Fato: Peele não concede aos Wilson o mesmo patamar de riqueza dos brancos. O mundo ainda não é perfeito.

Aliás, o mundo é dramaticamente imperfeito. Sobretudo quando o submundo —no sentido literal e metafórico— resolve visitar os Wilson e todos os americanos que vivem "cá em cima".

Pela primeira vez nas suas vidas, os cidadãos de primeira classe vão conhecer os seus sósias de terceira categoria. E que desejam esses sósias?

Vingança, lógico; mas também buscam visibilidade aos olhos do mundo. Eles estão cansados de serem meras sombras de biografias alheias, sem existência social aos olhos da república.

Perante essa revolta da "underclass" (ou será do "underground"?), a família Wilson entende que só há um destino seguro: o México. Tem a sua piada ver esse país tão vilipendiado por Washington virar porto de abrigo para os americanos amedrontados. Mas Peele sempre teve um impecável sentido de humor.

Resta a pergunta: a caricatura marxista é para ser levada a sério?

Uma vez mais, é a pergunta errada. A pergunta certa é saber se "Nós" expressa uma neurose real para Jordan Peele.

Difícil dizer que não. Até porque a figura do "dopplegänger", entendido aqui como uma versão igual a nós que nos persegue incansavelmente, funciona menos como ameaça externa e mais como temor interno.

No caso, um temor duplo. Sim, o temor de que, um dia, os deserdados da terra reclamem um lugar à mesa.

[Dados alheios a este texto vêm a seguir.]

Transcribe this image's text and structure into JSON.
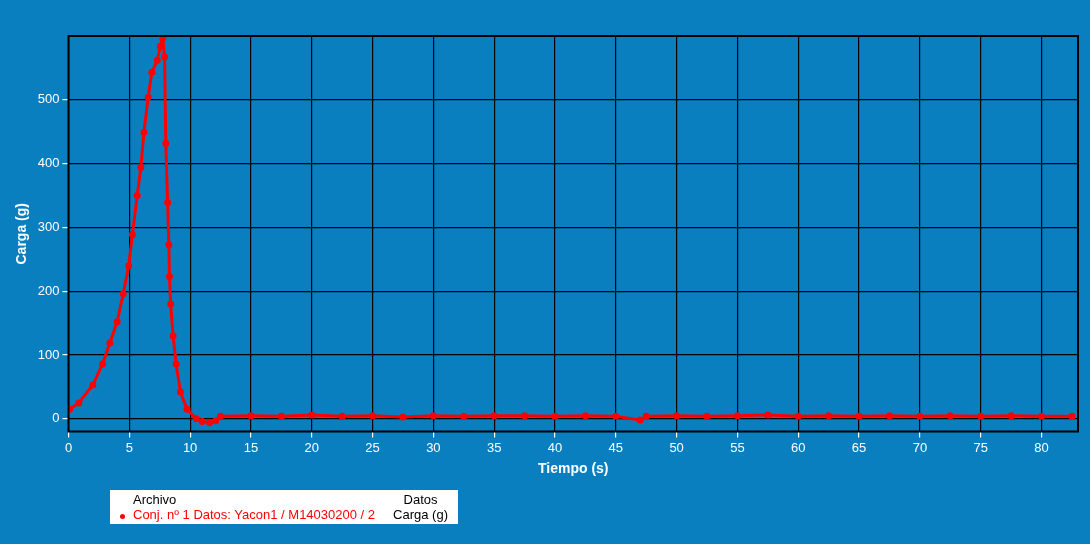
{
  "chart_data": {
    "type": "line",
    "xlabel": "Tiempo (s)",
    "ylabel": "Carga (g)",
    "legend_title": "Archivo",
    "annotations": [
      "Datos",
      "Carga (g)"
    ],
    "series": [
      {
        "name": "Conj. nº 1 Datos: Yacon1 / M14030200 / 2",
        "color": "#ff0000",
        "x": [
          0.1,
          0.85,
          2.0,
          2.8,
          3.4,
          4.0,
          4.5,
          4.95,
          5.25,
          5.65,
          5.95,
          6.2,
          6.55,
          6.85,
          7.3,
          7.55,
          7.75,
          7.9,
          8.0,
          8.15,
          8.25,
          8.3,
          8.4,
          8.6,
          8.85,
          9.2,
          9.75,
          10.5,
          11.0,
          11.6,
          12.1,
          12.5,
          15,
          17.5,
          20,
          22.5,
          25,
          27.5,
          30,
          32.5,
          35,
          37.5,
          40,
          42.5,
          45,
          47,
          47.5,
          50,
          52.5,
          55,
          57.5,
          60,
          62.5,
          65,
          67.5,
          70,
          72.5,
          75,
          77.5,
          80,
          82.5
        ],
        "values": [
          15,
          25,
          53,
          86,
          119,
          152,
          196,
          240,
          289,
          350,
          394,
          449,
          504,
          543,
          562,
          584,
          597,
          567,
          432,
          339,
          273,
          223,
          180,
          130,
          86,
          42,
          15,
          0,
          -4,
          -6,
          -3,
          4,
          5,
          4,
          6,
          4,
          5,
          3,
          5,
          4,
          5,
          5,
          4,
          5,
          4,
          -2,
          4,
          5,
          4,
          5,
          6,
          4,
          5,
          4,
          5,
          4,
          5,
          4,
          5,
          4,
          4
        ]
      }
    ],
    "xlim": [
      0,
      83
    ],
    "ylim": [
      -20,
      600
    ],
    "xticks": [
      0,
      5,
      10,
      15,
      20,
      25,
      30,
      35,
      40,
      45,
      50,
      55,
      60,
      65,
      70,
      75,
      80
    ],
    "yticks": [
      0,
      100,
      200,
      300,
      400,
      500
    ],
    "grid": true,
    "legend": "bottom",
    "marker": "circle",
    "line_style": "solid"
  }
}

Mas também o temor de que o outro, afinal, sou eu a sequência final assim o sugere —e que por mais que eu me proteja dessas trevas com brinquedos caros (carros, barcos, "status" etc.) chegará o momento em que esse lado negro, deformado, primitivo reclama a minha atenção.

E o meu gêmeo?

Já esquecia. Encontrei-o na idade adulta. Está bem de vida. É ator em Hollywood. O nome é John Cusack. Qualquer dia faço-lhe uma visita para reclamar o que é meu.